Charlotte's Locks vs Pale Green
Charlotte's Locks (Farrow & Ball) and Pale Green (RAL Classic) come from different manufacturers. Charlotte's Locks reads as pink-red, while Pale Green reads as green — two distinct hue families, not close cousins. The 10-point LRV gap — 31 for Pale Green vs 21 for Charlotte's Locks — means Pale Green will open up a space more effectively. A ΔE of 64.5 puts these firmly in different territory — two distinct design choices rather than close alternatives. Below you'll find 2 real-room photo comparisons where both colors appear side by side, plus 5 simulated room previews.
Charlotte's Locks vs Pale Green in Real Spaces
2 real rooms side by side. Seeing Charlotte's Locks and Pale Green in actual rooms makes the difference concrete; browse the spaces below to get a feel for how each color lives on a wall.
Living Room
A living room wall sees more varied light than almost any other surface in the house, which makes the choice between these two more nuanced than a chip suggests. Pale Green reflects noticeably more light off the walls, making the space read more open than Charlotte's Locks.
Kitchen Cabinets
Cabinet color is always seen in context — against countertops, backsplash, and hardware — which amplifies undertone differences that might disappear on a plain wall. Pale Green returns significantly more light to the room — in a smaller or darker space, that difference in perceived brightness is hard to miss.
Color Details
Charlotte's Locks vs Pale Green Simulated Comparison
5 simulated room previews — drag the slider on each to see Charlotte's Locks on one side and Pale Green on the other.
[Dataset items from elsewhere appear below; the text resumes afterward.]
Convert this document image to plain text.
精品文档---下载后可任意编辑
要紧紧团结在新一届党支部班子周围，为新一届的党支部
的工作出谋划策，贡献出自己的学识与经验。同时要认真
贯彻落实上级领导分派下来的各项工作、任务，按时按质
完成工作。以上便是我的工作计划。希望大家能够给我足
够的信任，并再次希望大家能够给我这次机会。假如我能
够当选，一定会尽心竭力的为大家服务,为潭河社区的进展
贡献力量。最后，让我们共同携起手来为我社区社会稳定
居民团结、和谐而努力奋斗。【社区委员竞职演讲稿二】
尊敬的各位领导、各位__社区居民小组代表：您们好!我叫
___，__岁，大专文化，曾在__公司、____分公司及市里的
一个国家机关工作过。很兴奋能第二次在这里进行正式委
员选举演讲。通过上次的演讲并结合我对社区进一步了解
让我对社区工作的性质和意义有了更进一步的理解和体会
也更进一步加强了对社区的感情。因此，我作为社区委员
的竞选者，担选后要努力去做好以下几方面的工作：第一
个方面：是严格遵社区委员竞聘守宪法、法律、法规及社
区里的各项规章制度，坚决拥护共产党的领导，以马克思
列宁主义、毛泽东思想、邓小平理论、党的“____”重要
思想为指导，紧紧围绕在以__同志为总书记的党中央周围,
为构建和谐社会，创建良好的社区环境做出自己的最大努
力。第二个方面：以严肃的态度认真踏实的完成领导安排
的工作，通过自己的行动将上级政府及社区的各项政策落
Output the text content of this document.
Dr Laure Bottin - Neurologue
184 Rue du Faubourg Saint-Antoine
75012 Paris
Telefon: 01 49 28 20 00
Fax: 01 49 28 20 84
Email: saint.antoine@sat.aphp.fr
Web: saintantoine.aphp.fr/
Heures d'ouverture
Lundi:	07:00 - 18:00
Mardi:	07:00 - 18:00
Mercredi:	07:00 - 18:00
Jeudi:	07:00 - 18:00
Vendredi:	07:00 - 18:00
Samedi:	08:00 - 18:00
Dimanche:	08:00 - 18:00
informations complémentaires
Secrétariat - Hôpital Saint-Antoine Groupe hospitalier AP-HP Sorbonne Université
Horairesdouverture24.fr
Digital color is approximate. These simulations are generated from the manufacturer's hex values and overlaid on grayscale room photos — your screen's calibration, brightness, and viewing angle all affect how they render. Before committing to either color, test physical samples in your own space under the light you actually live with.
More Charlotte's Locks comparisons
See how Charlotte's Locks stacks up against other well-photographed colors across different brands and tones.